Nigerians’ reliance on imported food products surged in the third quarter of 2024, as foreign exchange (FX) demand for the sector climbed by 16% quarter-on-quarter (q/q) to $633.6 million, according to data from the Central Bank of Nigeria (CBN)’s quarterly statistical bulletin.
The sharp increase contrasts with an overall decline in FX demand across other sectors, underscoring rising costs or heightened dependency on food imports.
The apex bank reported that while food products saw a notable rise in FX demand, overall FX utilisation fell by 11% to $5.7 billion during the same period. On a year-on-year (y/y) basis, however, aggregate sectoral FX utilisation increased by a staggering 72%, reflecting broader market adjustments to fluctuating exchange rates and economic realities.
The decline in overall FX utilisation was largely driven by a significant reduction in invisible transactions, particularly in the financial services sector, which dropped by 32% q/q to $2.2 billion. Consequently, the financial services sector’s share of total FX usage dipped to 39%, compared to 51% in Q2 2024.
Meanwhile, the industrial sector maintained its position as the largest consumer of FX for imported raw materials, machinery, and equipment, accounting for approximately 53% of total FX utilized for merchandise imports. FX demand for merchandise imports rose modestly by 10% q/q to nearly $3.5 billion, increasing its contribution to total FX usage to 61%, up from 49%.
The trend of declining sectoral FX utilization, observed since Q1 2023, has been attributed to weakened FX demand following the significant devaluation of the Naira. Analysts at FBNQuest predict a modest improvement in FX utilization across sectors, citing increased FX liquidity and improved access to foreign currency as the CBN continues its efforts to streamline FX trading and enhance transparency in the market.
The rising FX demand for food imports raises concerns about Nigeria’s ability to manage its foreign exchange reserves effectively.

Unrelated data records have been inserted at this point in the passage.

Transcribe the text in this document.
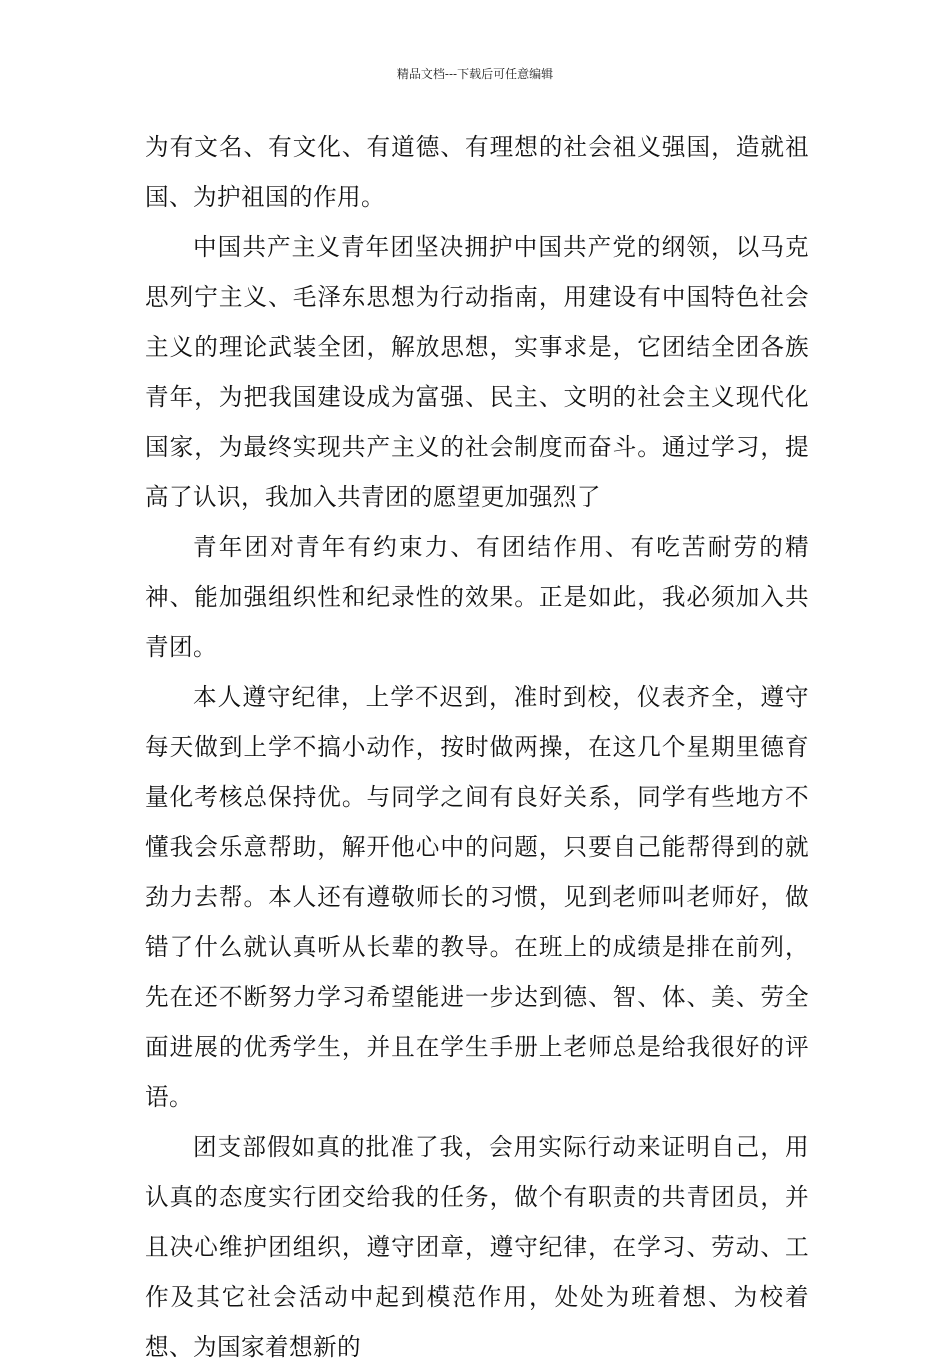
精品文档---下载后可任意编辑

为有文名、有文化、有道德、有理想的社会祖义强国，造就祖国、为护祖国的作用。

中国共产主义青年团坚决拥护中国共产党的纲领，以马克思列宁主义、毛泽东思想为行动指南，用建设有中国特色社会主义的理论武装全团，解放思想，实事求是，它团结全团各族青年，为把我国建设成为富强、民主、文明的社会主义现代化国家，为最终实现共产主义的社会制度而奋斗。通过学习，提高了认识，我加入共青团的愿望更加强烈了

青年团对青年有约束力、有团结作用、有吃苦耐劳的精神、能加强组织性和纪录性的效果。正是如此，我必须加入共青团。

本人遵守纪律，上学不迟到，准时到校，仪表齐全，遵守每天做到上学不搞小动作，按时做两操，在这几个星期里德育量化考核总保持优。与同学之间有良好关系，同学有些地方不懂我会乐意帮助，解开他心中的问题，只要自己能帮得到的就劲力去帮。本人还有遵敬师长的习惯，见到老师叫老师好，做错了什么就认真听从长辈的教导。在班上的成绩是排在前列，先在还不断努力学习希望能进一步达到德、智、体、美、劳全面进展的优秀学生，并且在学生手册上老师总是给我很好的评语。

团支部假如真的批准了我，会用实际行动来证明自己，用认真的态度实行团交给我的任务，做个有职责的共青团员，并且决心维护团组织，遵守团章，遵守纪律，在学习、劳动、工作及其它社会活动中起到模范作用，处处为班着想、为校着想、为国家着想新的
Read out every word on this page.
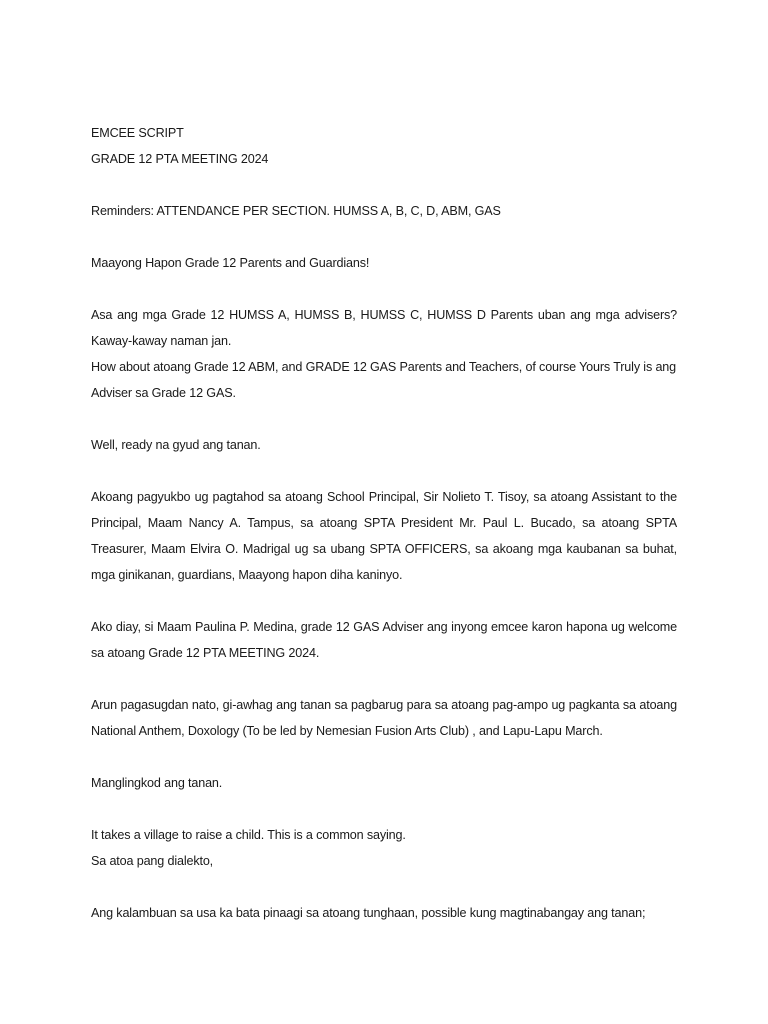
EMCEE SCRIPT

GRADE 12 PTA MEETING 2024

Reminders: ATTENDANCE PER SECTION. HUMSS A, B, C, D, ABM, GAS

Maayong Hapon Grade 12 Parents and Guardians!

Asa ang mga Grade 12 HUMSS A, HUMSS B, HUMSS C, HUMSS D Parents uban ang mga advisers? Kaway-kaway naman jan.

How about atoang Grade 12 ABM, and GRADE 12 GAS Parents and Teachers, of course Yours Truly is ang Adviser sa Grade 12 GAS.

Well, ready na gyud ang tanan.

Akoang pagyukbo ug pagtahod sa atoang School Principal, Sir Nolieto T. Tisoy, sa atoang Assistant to the Principal, Maam Nancy A. Tampus, sa atoang SPTA President Mr. Paul L. Bucado, sa atoang SPTA Treasurer, Maam Elvira O. Madrigal ug sa ubang SPTA OFFICERS, sa akoang mga kaubanan sa buhat, mga ginikanan, guardians, Maayong hapon diha kaninyo.

Ako diay, si Maam Paulina P. Medina, grade 12 GAS Adviser ang inyong emcee karon hapona ug welcome sa atoang Grade 12 PTA MEETING 2024.

Arun pagasugdan nato, gi-awhag ang tanan sa pagbarug para sa atoang pag-ampo ug pagkanta sa atoang National Anthem, Doxology (To be led by Nemesian Fusion Arts Club) , and Lapu-Lapu March.

Manglingkod ang tanan.

It takes a village to raise a child. This is a common saying.

Sa atoa pang dialekto,

Ang kalambuan sa usa ka bata pinaagi sa atoang tunghaan, possible kung magtinabangay ang tanan;
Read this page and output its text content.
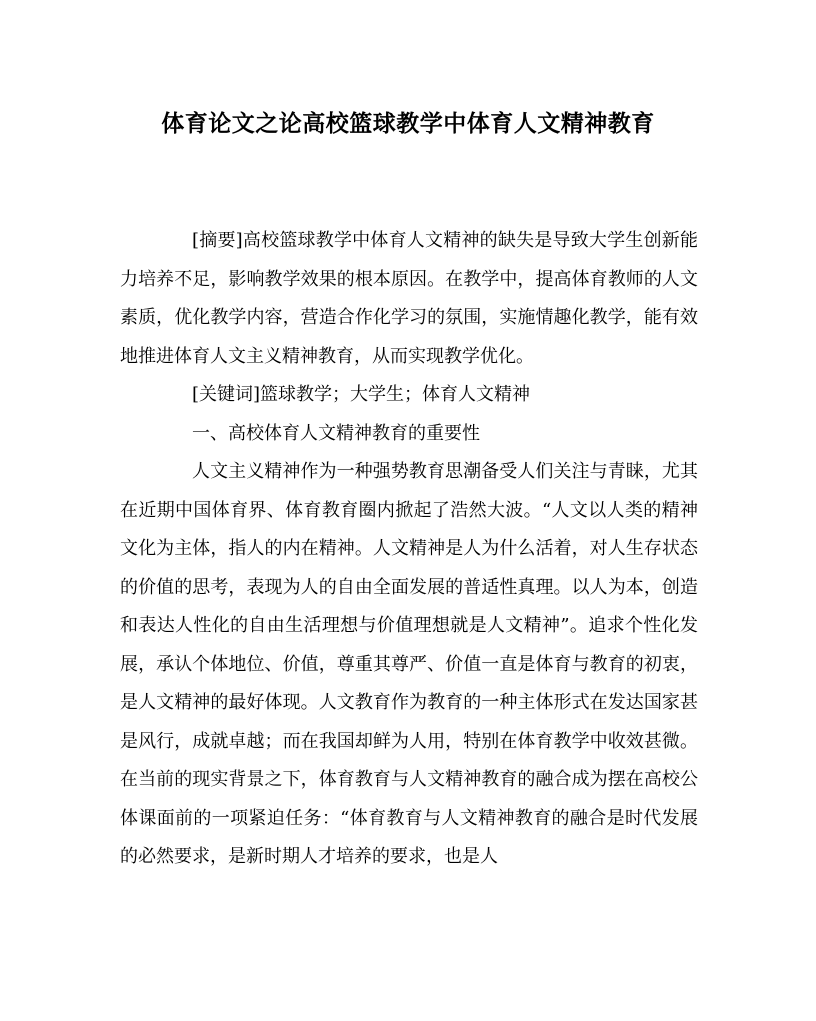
体育论文之论高校篮球教学中体育人文精神教育

[摘要]高校篮球教学中体育人文精神的缺失是导致大学生创新能力培养不足，影响教学效果的根本原因。在教学中，提高体育教师的人文素质，优化教学内容，营造合作化学习的氛围，实施情趣化教学，能有效地推进体育人文主义精神教育，从而实现教学优化。

[关键词]篮球教学；大学生；体育人文精神

一、高校体育人文精神教育的重要性

人文主义精神作为一种强势教育思潮备受人们关注与青睐，尤其在近期中国体育界、体育教育圈内掀起了浩然大波。“人文以人类的精神文化为主体，指人的内在精神。人文精神是人为什么活着，对人生存状态的价值的思考，表现为人的自由全面发展的普适性真理。以人为本，创造和表达人性化的自由生活理想与价值理想就是人文精神”。追求个性化发展，承认个体地位、价值，尊重其尊严、价值一直是体育与教育的初衷，是人文精神的最好体现。人文教育作为教育的一种主体形式在发达国家甚是风行，成就卓越；而在我国却鲜为人用，特别在体育教学中收效甚微。在当前的现实背景之下，体育教育与人文精神教育的融合成为摆在高校公体课面前的一项紧迫任务：“体育教育与人文精神教育的融合是时代发展的必然要求，是新时期人才培养的要求，也是人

Increased dependency on imported food could further deplete reserves, reducing the CBN’s capacity to stabilize the Naira and fund critical sectors. With local agricultural production struggling to meet demand, food prices have continued to rise, exacerbating food insecurity and poverty. The World Bank has identified inflation and surging food prices as key drivers of poverty in Nigeria. Without structural reforms in agriculture and a shift toward diversifying export revenues, Nigeria risks deepening its economic and social vulnerabilities.
Experts emphasise the importance of reducing reliance on food imports by investing in local agricultural production. Addressing inefficiencies in the agricultural sector, managing FX reserves prudently, and creating a diversified export base could help Nigeria achieve a more sustainable economic trajectory. Over time, such measures would not only safeguard the nation’s reserves but also ensure greater food security and economic stability.